UK Chancellor Rishi Sunak has warned the country’s oil and gas companies that they could be hit by a windfall tax unless they ramp up investment in new energy projects.
The chancellor has repeatedly argued against such a levy, which is supported by Labour, claiming that it would deter Britain’s investment in the North Sea and green-energy projects.
Speaking to the online parents’ forum Mumsnet on Wednesday, Sunak said that he had not announced about introducing such a levy in last month’s Spring Statement, in spite of increasing profits in the oil and gas, because he wanted companies to invest.
“What I would say is that if we don’t see that type of investment coming forward, and companies are not going to make those investments in our country and energy security, then of course that’s [levying a windfall tax] something I would look at and nothing is ever off the table in these things”, the chancellor stressed.
He spoke shortly after Justice Secretary Dominic Raab dismissed the idea of imposing a windfall tax as “disastrous” and “damaging”, while Prime Minister Boris Johnson rejected the proposal as a “tax on business”.
The remarks came as BoJo told his ministers to come up with ideas to reduce the cost of living that would not incur extra costs for the Treasury during a Cabinet meeting on Tuesday.
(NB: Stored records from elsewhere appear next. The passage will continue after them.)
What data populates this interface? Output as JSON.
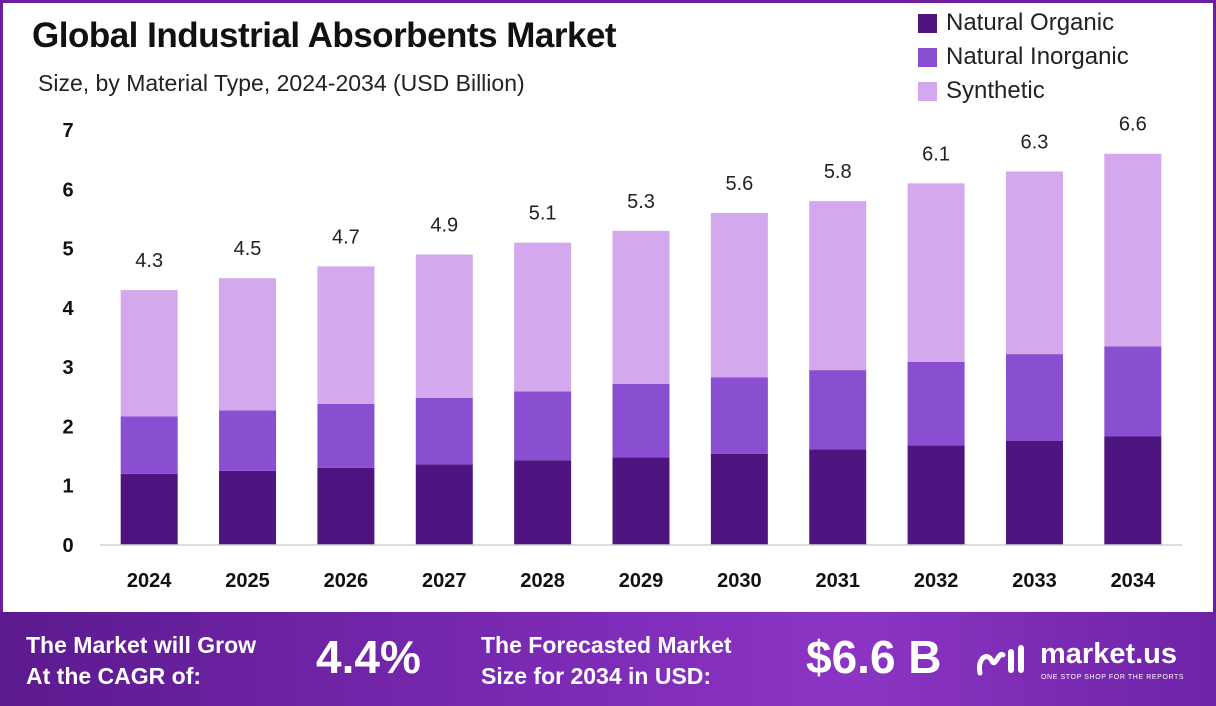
{
  "chart_data": {
    "type": "bar",
    "stacked": true,
    "title": "Global Industrial Absorbents Market",
    "subtitle": "Size, by Material Type, 2024-2034 (USD Billion)",
    "categories": [
      "2024",
      "2025",
      "2026",
      "2027",
      "2028",
      "2029",
      "2030",
      "2031",
      "2032",
      "2033",
      "2034"
    ],
    "series": [
      {
        "name": "Natural Organic",
        "color": "#4e1480",
        "values": [
          1.2,
          1.25,
          1.3,
          1.36,
          1.43,
          1.48,
          1.54,
          1.61,
          1.68,
          1.76,
          1.83
        ]
      },
      {
        "name": "Natural Inorganic",
        "color": "#8a4fd0",
        "values": [
          0.97,
          1.02,
          1.08,
          1.12,
          1.16,
          1.24,
          1.29,
          1.34,
          1.41,
          1.46,
          1.52
        ]
      },
      {
        "name": "Synthetic",
        "color": "#d3a8ec",
        "values": [
          2.13,
          2.23,
          2.32,
          2.42,
          2.51,
          2.58,
          2.77,
          2.85,
          3.01,
          3.08,
          3.25
        ]
      }
    ],
    "totals": [
      4.3,
      4.5,
      4.7,
      4.9,
      5.1,
      5.3,
      5.6,
      5.8,
      6.1,
      6.3,
      6.6
    ],
    "total_labels": [
      "4.3",
      "4.5",
      "4.7",
      "4.9",
      "5.1",
      "5.3",
      "5.6",
      "5.8",
      "6.1",
      "6.3",
      "6.6"
    ],
    "ylim": [
      0,
      7
    ],
    "yticks": [
      "0",
      "1",
      "2",
      "3",
      "4",
      "5",
      "6",
      "7"
    ],
    "xlabel": "",
    "ylabel": "",
    "grid": false,
    "legend_position": "top-right"
  },
  "footer": {
    "cagr_label_line1": "The Market will Grow",
    "cagr_label_line2": "At the CAGR of:",
    "cagr_value": "4.4%",
    "forecast_label_line1": "The Forecasted Market",
    "forecast_label_line2": "Size for 2034 in USD:",
    "forecast_value": "$6.6 B",
    "brand_name": "market.us",
    "brand_tagline": "ONE STOP SHOP FOR THE REPORTS"
  },
  "colors": {
    "accent": "#6b1fa0",
    "footer_gradient_start": "#5c1a8f",
    "footer_gradient_end": "#8c35c4"
  }
}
An array of senior government figures adhered to the official government line that a windfall tax on the oil and gas sector would be a bad idea.
Labour leader Keir Starmer, for his part, argued that Johnson was the “Comical Ali of the cost-of-living crisis”, allegedly because the PM had failed to come up with significant measures to help households.
“North Sea oil producers are making so much unexpected profit that they call themselves a ‘cash machine’. That cash could be used to keep energy bills down”, Starmer told lawmakers.
This was preceded by an opinion poll for the Daily Mirror revealing that more than half of Britons would not be able to afford to pay their bills within a matter of months, and that over five million of them are already forced to pick between heating and eating.
In late February, Foreign Secretary Liz Truss admitted that the sanctions London had slapped on Russia in retaliation for its special military operation in Ukraine would worsen the UK cost of living crisis, warning that Britain must be prepared to take an “economic hit”.